Ce n’est pas que personne n’ait averti des risques d’épidémie, c’est que personne n’a écouté. Notre époque se croit marquée au sceau du jamais vu : les technolâtres célèbrent les merveilles inédites que la technologie offre ou promet, les écologistes prophétisent des catastrophes inédites. Or une épidémie ne relève pas de l’inédit. Du coup, ce danger n’a pas retenu l’attention. Et voilà qu’une épidémie - chose ringarde ! - a apporté du jamais vu : le confinement simultané de nombreux peuples de par le monde.
Les faiseurs de plans économiques, les auteurs de scénarios pour le futur, les annonceurs de désastres, etc., devraient retenir du surgissement inattendu du covid que, quand on prédit l’avenir, on se trompe à peu près toujours. Le surgissement de l’inattendu est une constante de l’histoire. Mais cette constante ne dissuade jamais les prévisionnistes. Alors que la crise du covid est loin d’être achevée, ils continuent de vaticiner.
La formule « gouverner, c’est prévoir » n’est pas recevable. Sauf si on ajoute que, puisqu’on ne peut pas prévoir, on ne peut pas gouverner... Du coup, le gouvernement français est plus ou moins excusable d’avoir été pris au dépourvu.
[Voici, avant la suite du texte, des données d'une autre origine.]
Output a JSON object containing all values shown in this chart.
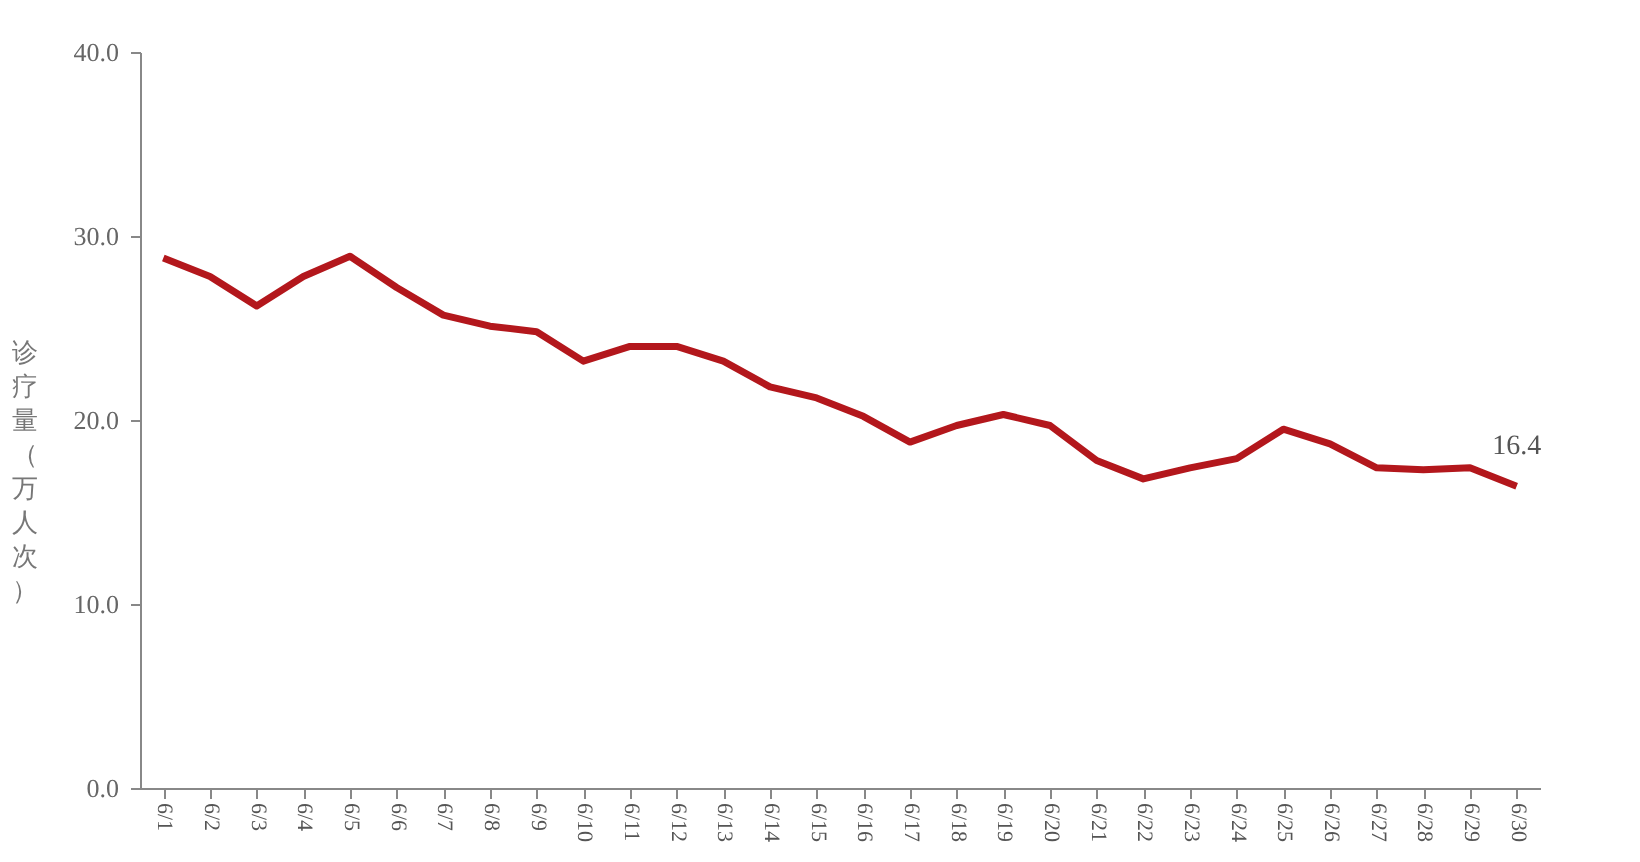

Ce qui n’est pas excusable, c’est qu’il se soit comporté comme un mauvais élève qui tente d’embobiner son monde et raconte n’importe quoi plutôt que reconnaître honnêtement qu’il n’a pas appris sa leçon.


Un commentaire pour “Ringard, mais inédit”

  1. RV Répondre | Permalink

    "La formule « gouverner, c’est prévoir » n’est pas recevable. Sauf si on ajoute que, puisqu’on ne peut pas prévoir, on ne peut pas gouverner"
    Les pandémies sont tout à fait prévisibles comme vous le mentionnez, et ont été annoncées de longue date, et par les chercheurs et par les écologistes. Le manque de préparation est le résultat d'une politique court-termiste dominée par les dogmes néo-libéraux de l'économie financiarisée reine, de la marchandisation tout azimut, de la globalisation et des approvisionnements au plus bas prix et à flux tendu à travers la planète.
    Les décisions politiques de confinement qui ont du jour au lendemain réduit drastiquement la production à travers la planète montrent que contrairement au discours dominant qui nous serine à longueur d'année que les politiques sont impuissants face au "marché", les politiques donc, peuvent reprendre ce pouvoir quand ils le veulent et donc pour ce qui concerne "le" problème numéro un aujourd'hui, à savoir le dérèglement climatique et la dégradation de notre seul écosystème, ce qu'il nous manque le plus est bien une volonté politique. Dans les années quarante les États unis d'Amérique du nord ont su reconvertir du jour au lendemain leur industrie en un formidable effort de guerre, c'est ce que nous devrions faire aujourd'hui, reconvertir nos industries en une économie de guerre pour décarboner toutes nos productions.